Cícero Cattani
30 nov 2017

Ação dos procurados para varrer maus políticos

Todos os indícios levam a crer que o ano eleitoral de 2018 será também o ano em que a Operação Lava Jato e outras tantas (Quadro Negro, Publicano, Meio Ambiente etc) terá mais agilidade nas investigações e, sobretudo, nas decisões sobre novos processos contra políticos. Além do anúncio de que os procuradores de Curitiba, Rio e São Paulo trabalharão em conjunto a partir do próximo ano, a presidente do Supremo Tribunal Federal(STF), ministra Cármen Lúcia, colocou à disposição dos ministros da corte mais 36 funcionários e 10 juízes, para acelerar o andamento dos processos decorrentes da Lava-Jato. A nota é do comentarita Merval Pinheiro.

O Supremo cuida dos processos contra parlamentares federais. A bancada paranaense em Brasília não deve passar por novas surpresas, além do ex-deputado André Vargas e dos atuais Valdir Rossoni, Osmar Beltoldi, Nelson |Meurer,   Alfredo Kaefer.

No Senado, só mesmo Gleisi Hoffmann. Nada a esperar contra Alvaro Dias e Roberto Requião.

Já no Superior Tribunal Federal, o governador Beto Richa responde a quatro processos que põem riscos seu futuro político.
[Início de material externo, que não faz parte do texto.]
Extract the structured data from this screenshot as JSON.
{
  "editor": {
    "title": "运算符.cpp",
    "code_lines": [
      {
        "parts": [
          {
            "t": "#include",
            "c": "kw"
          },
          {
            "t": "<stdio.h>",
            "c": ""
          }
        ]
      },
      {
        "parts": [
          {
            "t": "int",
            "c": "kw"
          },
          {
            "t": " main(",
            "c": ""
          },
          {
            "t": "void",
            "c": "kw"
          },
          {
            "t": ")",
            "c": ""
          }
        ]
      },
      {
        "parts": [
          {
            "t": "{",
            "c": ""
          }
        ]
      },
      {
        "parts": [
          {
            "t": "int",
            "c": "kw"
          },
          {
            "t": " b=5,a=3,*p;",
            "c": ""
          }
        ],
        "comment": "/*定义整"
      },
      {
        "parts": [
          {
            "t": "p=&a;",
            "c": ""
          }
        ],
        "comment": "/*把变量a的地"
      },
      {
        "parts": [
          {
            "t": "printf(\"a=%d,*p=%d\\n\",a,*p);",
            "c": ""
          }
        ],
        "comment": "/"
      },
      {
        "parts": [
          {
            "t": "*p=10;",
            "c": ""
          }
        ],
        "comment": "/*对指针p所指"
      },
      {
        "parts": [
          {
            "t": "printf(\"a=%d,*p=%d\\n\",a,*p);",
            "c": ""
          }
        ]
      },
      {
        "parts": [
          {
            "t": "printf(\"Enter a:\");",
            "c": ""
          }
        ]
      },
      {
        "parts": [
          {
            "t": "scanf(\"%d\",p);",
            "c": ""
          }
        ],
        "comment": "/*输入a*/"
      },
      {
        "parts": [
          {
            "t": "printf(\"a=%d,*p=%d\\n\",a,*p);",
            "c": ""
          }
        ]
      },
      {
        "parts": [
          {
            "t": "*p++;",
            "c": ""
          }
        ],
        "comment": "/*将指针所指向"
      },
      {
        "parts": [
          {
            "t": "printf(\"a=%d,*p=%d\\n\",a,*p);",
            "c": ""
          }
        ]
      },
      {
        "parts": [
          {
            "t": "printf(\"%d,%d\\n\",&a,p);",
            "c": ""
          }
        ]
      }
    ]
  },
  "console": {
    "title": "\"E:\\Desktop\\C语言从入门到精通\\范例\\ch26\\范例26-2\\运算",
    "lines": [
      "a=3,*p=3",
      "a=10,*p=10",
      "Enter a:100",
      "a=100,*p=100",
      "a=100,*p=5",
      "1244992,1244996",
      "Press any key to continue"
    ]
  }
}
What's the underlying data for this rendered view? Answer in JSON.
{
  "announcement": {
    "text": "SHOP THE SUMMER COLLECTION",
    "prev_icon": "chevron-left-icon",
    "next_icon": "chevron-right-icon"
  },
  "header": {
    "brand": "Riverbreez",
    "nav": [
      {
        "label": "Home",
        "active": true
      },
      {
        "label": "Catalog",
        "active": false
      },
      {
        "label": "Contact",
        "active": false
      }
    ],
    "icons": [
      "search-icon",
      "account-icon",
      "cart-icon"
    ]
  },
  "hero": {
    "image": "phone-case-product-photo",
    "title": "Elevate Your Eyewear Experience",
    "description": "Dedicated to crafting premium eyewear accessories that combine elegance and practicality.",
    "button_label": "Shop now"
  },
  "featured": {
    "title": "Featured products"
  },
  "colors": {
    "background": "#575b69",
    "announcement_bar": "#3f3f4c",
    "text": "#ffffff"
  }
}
O perigo ronda Ademar Traiano e Plauto Miró e a turma do Quadro Negro.

Segundo avalia Merval Pereira, em O Globo,  os procuradores da Lava Jato, que anunciaram que a eleição de 2018 será fundamental para o futuro da Operação, pretendem com o trabalho conjunto de Curitiba, Rio e São Paulo aprofundar as investigações numa clara mensagem de que não pouparão esforços para impedir, ou pelo menos atrapalhar, a candidatura de pessoas envolvidas em denúncias de corrupção.

Essa atitude de confrontação recebeu muitas críticas dos políticos, que viram nas declarações a prova de que o trabalho dos procuradores é politizado. Os procuradores consideram que a renovação do Congresso em 2018 será fundamental para garantir a continuidade da Operação Lava Jato.

Ao mesmo tempo, surgem movimentos na sociedade civil para denunciar os parlamentares que não deveriam ser reconduzidos pelos eleitores, e outros que se propõem a financiar cursos para potenciais novos candidatos que representem uma nova postura de fazer política.

São movimentos que vão de encontro às máquinas partidárias tradicionais, que se preparam para as eleições sabendo que a disputa desta vez será também contra a desilusão dos eleitores, que pode produzir uma avalanche de votos em branco, nulos e abstenções.